The federal Major Projects Office listed the ALTO high-speed rail project as a referred project for the Toronto-Quebec City corridor.
The proposed line would be Canada's first high-speed railway. The project page describes approximately 1,000 kilometres of dedicated and electrified track linking Toronto, Ottawa, Montreal, and Quebec City, with trains reaching speeds of up to 300 kilometres an hour.
The transportation case is built around travel time, frequency, and capacity. The project page says some routes could see departures every 30 minutes during peak hours and that the system could serve up to 43 million passengers annually.
The economic case is also explicit. The office says ALTO could create up to 51,000 jobs over 10 years and provide a lasting increase in annual GDP of up to 1.1%.

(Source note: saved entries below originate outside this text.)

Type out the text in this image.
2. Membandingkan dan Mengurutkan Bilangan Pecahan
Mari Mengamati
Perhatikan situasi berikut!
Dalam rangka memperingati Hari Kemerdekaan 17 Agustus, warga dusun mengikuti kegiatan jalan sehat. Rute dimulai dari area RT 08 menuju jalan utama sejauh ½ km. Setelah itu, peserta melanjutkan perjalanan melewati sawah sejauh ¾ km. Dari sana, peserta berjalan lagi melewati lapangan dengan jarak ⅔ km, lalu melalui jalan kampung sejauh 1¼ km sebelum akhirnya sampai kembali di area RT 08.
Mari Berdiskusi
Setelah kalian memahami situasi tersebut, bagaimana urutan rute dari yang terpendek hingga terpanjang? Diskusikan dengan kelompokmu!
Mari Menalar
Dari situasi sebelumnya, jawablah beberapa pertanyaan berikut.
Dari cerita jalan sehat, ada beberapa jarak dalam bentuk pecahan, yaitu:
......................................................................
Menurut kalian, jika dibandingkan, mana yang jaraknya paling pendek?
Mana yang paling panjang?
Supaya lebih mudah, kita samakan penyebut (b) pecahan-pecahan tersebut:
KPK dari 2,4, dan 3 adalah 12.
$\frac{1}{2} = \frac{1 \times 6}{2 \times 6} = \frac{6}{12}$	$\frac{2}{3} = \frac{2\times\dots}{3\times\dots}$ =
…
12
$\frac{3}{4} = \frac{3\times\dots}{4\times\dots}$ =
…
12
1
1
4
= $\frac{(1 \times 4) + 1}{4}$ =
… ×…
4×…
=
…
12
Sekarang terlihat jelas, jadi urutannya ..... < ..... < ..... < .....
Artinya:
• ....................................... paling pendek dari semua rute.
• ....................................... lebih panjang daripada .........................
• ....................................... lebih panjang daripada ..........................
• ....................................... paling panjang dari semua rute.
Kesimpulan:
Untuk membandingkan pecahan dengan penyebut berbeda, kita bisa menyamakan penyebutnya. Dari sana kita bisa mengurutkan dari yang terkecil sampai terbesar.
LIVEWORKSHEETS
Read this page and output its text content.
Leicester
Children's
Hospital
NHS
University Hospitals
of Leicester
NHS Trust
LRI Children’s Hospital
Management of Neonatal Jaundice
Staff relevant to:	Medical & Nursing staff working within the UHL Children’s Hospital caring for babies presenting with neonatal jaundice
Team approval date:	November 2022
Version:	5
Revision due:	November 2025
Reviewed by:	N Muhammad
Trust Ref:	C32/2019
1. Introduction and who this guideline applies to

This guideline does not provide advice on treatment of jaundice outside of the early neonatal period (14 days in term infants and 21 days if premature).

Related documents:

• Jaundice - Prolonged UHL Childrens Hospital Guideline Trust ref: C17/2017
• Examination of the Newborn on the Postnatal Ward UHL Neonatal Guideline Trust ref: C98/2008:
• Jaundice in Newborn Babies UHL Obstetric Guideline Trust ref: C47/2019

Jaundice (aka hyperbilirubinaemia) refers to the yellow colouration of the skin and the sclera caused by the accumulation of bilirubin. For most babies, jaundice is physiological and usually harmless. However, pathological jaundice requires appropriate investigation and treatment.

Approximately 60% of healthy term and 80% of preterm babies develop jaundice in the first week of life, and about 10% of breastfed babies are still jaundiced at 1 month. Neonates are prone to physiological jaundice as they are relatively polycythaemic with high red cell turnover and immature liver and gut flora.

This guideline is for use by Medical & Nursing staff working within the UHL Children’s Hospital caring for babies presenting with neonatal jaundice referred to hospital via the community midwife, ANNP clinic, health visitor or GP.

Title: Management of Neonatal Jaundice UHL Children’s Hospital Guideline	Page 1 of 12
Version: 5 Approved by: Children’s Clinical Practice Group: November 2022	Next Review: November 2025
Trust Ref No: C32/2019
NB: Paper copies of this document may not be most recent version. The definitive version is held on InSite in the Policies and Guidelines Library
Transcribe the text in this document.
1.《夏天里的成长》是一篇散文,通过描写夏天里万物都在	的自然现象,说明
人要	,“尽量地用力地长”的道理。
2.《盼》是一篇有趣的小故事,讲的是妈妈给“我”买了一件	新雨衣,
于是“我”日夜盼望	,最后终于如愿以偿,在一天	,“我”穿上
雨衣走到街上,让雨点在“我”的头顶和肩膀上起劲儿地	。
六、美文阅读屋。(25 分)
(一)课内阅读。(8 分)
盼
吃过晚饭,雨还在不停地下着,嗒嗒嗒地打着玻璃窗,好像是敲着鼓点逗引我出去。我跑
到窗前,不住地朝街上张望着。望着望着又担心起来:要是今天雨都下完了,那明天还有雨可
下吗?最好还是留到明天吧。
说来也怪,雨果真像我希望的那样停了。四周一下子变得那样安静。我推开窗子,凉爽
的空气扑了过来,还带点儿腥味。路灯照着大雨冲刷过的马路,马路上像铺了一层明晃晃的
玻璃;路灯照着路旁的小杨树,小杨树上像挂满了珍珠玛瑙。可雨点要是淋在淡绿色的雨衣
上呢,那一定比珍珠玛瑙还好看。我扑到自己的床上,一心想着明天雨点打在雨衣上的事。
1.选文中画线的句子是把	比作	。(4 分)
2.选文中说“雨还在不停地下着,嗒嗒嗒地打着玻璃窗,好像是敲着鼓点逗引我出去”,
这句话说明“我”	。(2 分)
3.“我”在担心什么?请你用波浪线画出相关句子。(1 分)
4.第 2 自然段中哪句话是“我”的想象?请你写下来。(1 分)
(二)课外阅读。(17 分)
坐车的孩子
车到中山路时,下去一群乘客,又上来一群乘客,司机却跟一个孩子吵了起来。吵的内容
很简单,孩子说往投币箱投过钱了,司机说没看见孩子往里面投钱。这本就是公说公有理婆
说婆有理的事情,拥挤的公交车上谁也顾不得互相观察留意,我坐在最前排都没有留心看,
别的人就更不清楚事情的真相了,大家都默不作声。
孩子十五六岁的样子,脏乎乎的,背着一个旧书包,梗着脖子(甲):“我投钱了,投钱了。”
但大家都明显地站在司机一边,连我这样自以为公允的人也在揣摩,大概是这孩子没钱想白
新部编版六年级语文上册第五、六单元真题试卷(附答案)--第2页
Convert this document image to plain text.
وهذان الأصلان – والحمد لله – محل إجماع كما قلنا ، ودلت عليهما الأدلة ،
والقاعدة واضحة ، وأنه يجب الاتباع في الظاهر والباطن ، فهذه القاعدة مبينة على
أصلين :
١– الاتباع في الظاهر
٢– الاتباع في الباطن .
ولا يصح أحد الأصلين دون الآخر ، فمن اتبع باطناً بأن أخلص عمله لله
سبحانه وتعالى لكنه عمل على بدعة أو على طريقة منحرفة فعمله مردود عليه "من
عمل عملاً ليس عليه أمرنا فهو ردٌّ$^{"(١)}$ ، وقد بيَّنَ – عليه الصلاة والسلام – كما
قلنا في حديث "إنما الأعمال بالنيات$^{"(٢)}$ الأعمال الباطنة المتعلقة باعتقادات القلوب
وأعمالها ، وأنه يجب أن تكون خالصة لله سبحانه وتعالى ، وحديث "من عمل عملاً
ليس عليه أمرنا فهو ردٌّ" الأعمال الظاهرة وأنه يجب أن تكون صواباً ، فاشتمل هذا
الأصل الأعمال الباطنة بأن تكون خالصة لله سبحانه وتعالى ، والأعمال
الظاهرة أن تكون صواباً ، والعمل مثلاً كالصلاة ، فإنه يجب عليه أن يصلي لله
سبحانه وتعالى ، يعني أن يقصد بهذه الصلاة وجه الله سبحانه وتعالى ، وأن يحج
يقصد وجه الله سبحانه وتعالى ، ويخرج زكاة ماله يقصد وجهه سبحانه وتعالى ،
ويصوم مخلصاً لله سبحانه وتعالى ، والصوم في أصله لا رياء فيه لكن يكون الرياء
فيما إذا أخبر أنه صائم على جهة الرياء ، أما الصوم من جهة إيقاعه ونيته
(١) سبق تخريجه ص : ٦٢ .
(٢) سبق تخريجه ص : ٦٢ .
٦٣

Housing is part of the federal rationale. The project page says the corridor could help enable the development of 63,000 homes by improving connections between communities and major employment centres.
The environmental claim is that the line could reduce road traffic by the equivalent of about 100,000 cars annually and generate up to 39 million tonnes of carbon dioxide emissions savings.
Budget 2025 proposed legislation to accelerate ALTO's development. That makes the project more than a transportation idea; it is now tied to federal project approval, capital planning, and the government's wider productivity and infrastructure agenda.
For ReFocus Tax coverage, ALTO belongs in infrastructure because projects of this scale affect public borrowing, capital allocation, regional housing capacity, labour mobility, and the economic base that supports future tax revenue.